The post-retinal cells, mainly driven by the parvo-cellular pathway (“post-retinal sustained cells”), form a network wherein the activity of the ith cell, p_i, is governed by the shunting equation

$$\frac{1}{\tau }\frac{d{p}_i}{dt}=-A_p{p}_i+(B_p-p_i)\{\Phi \left(p_i\right)+2{\nu }_i(t-\eta )\}-p_i\left\{\sum _{j=i-n_{pf};j\ne i}^{i+n_{pf}}\Phi \left(p_j\right)+\sum _{j=i-n_p}^{i+n_p}{H}_{j-i}^{pi}{\nu }_j(t-\eta -{\kappa }_p)+\sum _{j=i-n_p}^{i+n_p}{Q}_{j-i}^{mp}{m}_j\right\}$$ (A1)

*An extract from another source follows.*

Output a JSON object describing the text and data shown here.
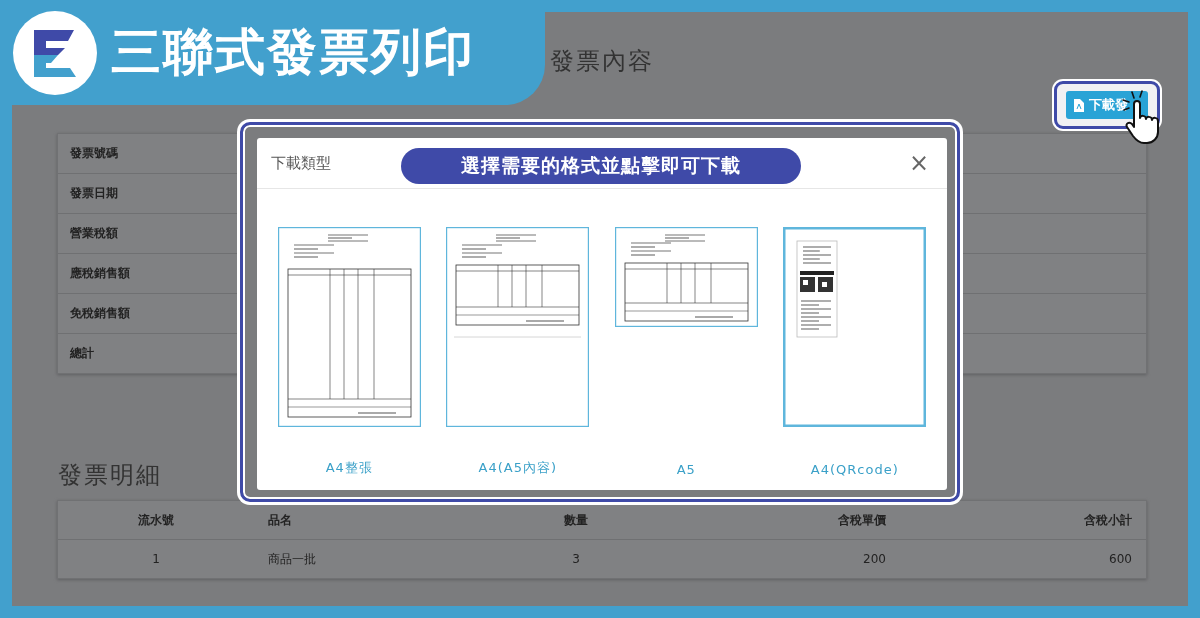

where the excitation consists of the afferent parvocellular signal $2{\nu }_i(t-\eta )$and a feedback signal $\Phi \left(p_i\right)$. The first two components of the inhibitory signal consist of feedback${\sum }_{j=i-n_{pf};j\ne i}^{i+n_{pf}}\Phi \left(p_j\right)$ and intra-channel feed-forward ${\sum }_{j=i-n_p}^{i+n_p}{H}_{j-i}^{pi}{\nu }_j(t-\eta -{\kappa }_p)$ inhibition terms. The third component ${\sum }_{j=i-n_p}^{i+n_p}{Q}_{j-i}^{mp}{m}_j$ represents the inter-channel transient-on-sustained inhibition. The inhibitory kernels $H_k^{pi}$ and $Q_k^{mp}$ determine the spatial spread of intra- and inter-channel inhibition, respectively. Parameter η represents the relative delay between the parvocellular and magnocellular signals. Parameter κ_p reflects the relative delay of the inter-channel inhibitory signal with respect to the excitatory signal. The inter-channel transient-on-sustained inhibition is based on the activity m_j, which represents the activity of jth cell in the network of post-retinal cells mainly driven by the magno-cellular pathway (“post-retinal transient cells”). These cells receive excitatory and inhibitory inputs from the magnocellular pathway ($2{\left[y_j\left(t\right)\right]}^{++}$ and ${\sum }_{k=j-n_p}^{j+n_p}{H}_{k-j}^{mi}{\left[y_k(t-{\kappa }_m)\right]}^{++}$ respectively) and a post-retinal sustained-on-transient inhibition via the kernel Q ^pm_k yielding the shunting equation:

$$\frac{d{m}_j}{dt}=-A_m{m}_j+(B_m-m_j)2{\left[y_j\left(t\right)\right]}^{++}-m_j\left\{\sum _{k=j-n_p}^{j+n_p}{H}_{k-j}^{mi}{\left[y_k(t-{\kappa }_m)\right]}^{++}+\sum _{k=j-n_p}^{j+n_p}{Q}_{k-j}^{pm}{q}_k\right\}$$ (A2)

The function [·]⁺⁺ denotes full-wave rectification that generates the “on-off” response characteristics of transient cells. Parameter κ_m reflects the relative delay of the intra-channel inhibitory signal with respect to the excitatory signal. The post-retinal sustained-on-transient inhibition is delivered by a network of inter-neurons and q_k represents the activity of the kth inter-neuron in this network. These inter-neurons obey the additive equation:

$$\frac{d{q}_k}{dt}=-A_q{q}_k+B_q{p}_k,$$ (A3)

which states that the net inhibitory signal q_k to the transient cells is a temporally low-pass filtered² version of the post-retinal sustained activity p_k.